The transit of Mercury has been observed by astronomers all around the world on November 11. A team of scientists from the University of Hawaii also joined the observers following Mercury passing in front of the sun, while the Institute for Astronomy held a gathering at Wai’alae Beach Park for people that wanted to watch the event.

Approximately 20 UH Mānoa students flew to Hawaiʻi Island to observe the event with their own eyes at the Subaru Telescope. There, a group of 200 people gathered to use solar telescopes.

Mercury and Venus are the only two planets that can be viewed from Earth in their transit.
Mercury’s journey around the sun takes 88 days. The planet passes between our planet and the sun frequently, but the transit usually happens out of our view. This time, it was visible, and many people were excited to view it, as it is a rare celestial event.

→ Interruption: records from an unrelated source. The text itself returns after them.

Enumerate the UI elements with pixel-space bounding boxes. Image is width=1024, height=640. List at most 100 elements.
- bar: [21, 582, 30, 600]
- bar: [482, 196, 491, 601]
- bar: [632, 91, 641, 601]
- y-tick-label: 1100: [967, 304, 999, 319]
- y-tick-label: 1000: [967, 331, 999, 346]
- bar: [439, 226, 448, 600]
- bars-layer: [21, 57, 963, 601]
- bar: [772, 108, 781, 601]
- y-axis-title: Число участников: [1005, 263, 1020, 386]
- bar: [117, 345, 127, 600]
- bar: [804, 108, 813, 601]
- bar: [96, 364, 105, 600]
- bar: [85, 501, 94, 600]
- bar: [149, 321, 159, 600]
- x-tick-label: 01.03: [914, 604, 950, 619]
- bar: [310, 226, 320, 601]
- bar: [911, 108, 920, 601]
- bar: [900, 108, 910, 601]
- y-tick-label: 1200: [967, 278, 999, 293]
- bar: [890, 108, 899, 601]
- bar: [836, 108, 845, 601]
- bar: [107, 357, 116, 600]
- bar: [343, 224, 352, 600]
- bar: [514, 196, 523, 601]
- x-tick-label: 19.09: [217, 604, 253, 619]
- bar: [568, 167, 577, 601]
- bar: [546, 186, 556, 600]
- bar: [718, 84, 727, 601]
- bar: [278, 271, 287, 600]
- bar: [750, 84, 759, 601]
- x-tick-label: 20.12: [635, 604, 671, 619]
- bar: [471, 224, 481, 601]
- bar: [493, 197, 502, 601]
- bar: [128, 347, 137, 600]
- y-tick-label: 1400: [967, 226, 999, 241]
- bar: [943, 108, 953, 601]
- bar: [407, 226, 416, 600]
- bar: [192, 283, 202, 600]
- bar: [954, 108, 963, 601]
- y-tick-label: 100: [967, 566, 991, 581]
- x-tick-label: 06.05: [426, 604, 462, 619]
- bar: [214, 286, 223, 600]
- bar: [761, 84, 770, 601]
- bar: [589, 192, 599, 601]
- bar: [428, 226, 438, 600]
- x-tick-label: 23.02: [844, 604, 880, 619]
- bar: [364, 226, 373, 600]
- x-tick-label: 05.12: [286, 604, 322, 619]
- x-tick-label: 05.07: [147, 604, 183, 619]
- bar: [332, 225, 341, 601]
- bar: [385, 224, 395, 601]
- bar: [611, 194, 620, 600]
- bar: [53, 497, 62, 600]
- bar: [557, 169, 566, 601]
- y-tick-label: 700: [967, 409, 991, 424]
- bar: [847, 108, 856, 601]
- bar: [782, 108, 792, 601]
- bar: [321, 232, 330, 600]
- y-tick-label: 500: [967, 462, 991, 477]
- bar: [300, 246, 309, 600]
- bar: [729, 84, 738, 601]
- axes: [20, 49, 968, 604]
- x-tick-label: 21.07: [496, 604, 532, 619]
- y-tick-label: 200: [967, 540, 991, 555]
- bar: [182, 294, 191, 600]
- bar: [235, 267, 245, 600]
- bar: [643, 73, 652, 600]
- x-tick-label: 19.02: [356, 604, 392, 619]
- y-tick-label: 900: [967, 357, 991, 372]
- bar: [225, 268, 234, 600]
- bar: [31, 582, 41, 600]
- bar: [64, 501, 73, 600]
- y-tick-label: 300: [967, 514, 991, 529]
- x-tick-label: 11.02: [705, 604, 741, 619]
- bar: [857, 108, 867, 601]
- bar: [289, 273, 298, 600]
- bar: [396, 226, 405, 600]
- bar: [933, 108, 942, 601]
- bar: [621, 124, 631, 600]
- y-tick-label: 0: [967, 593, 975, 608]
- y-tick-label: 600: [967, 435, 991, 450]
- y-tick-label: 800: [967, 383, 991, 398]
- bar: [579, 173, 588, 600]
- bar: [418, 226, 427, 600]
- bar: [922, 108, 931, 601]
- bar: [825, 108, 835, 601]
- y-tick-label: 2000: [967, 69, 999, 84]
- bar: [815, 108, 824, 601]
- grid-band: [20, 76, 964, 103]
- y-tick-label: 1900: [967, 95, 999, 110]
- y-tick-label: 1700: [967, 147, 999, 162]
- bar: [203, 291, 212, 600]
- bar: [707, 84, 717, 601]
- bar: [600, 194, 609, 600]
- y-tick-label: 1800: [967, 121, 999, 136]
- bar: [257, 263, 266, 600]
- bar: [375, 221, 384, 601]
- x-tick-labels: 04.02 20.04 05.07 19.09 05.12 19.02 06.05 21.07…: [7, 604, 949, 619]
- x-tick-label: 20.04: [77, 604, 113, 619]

The “Mercury Transit” began at around 2:30 am and, for about 5 hours, Mercury passed between the sun and Earth.

In the photos, the tiny dot towards the bottom of the sun represents Mercury.
According to NASA, the event only happens 13 times in a hundred years. The next visible transit of Mercury seen from Earth will happen in November 2032, while the next one visible from Hawaii will not happen until 2049.

Olivier Guyon, an astronomer at the Subaru Telescope, said: “It doesn’t move exactly in the same plane. That’s why transits don’t happen often. Most of the time when its roughly aligned with us, it’s above or below the sun. We are very fortunate today that it’s perfect, so Mercury is passing straight in front of the sun.”

The next Venus transit visible from Earth is even farther away, as it will happen in 2117.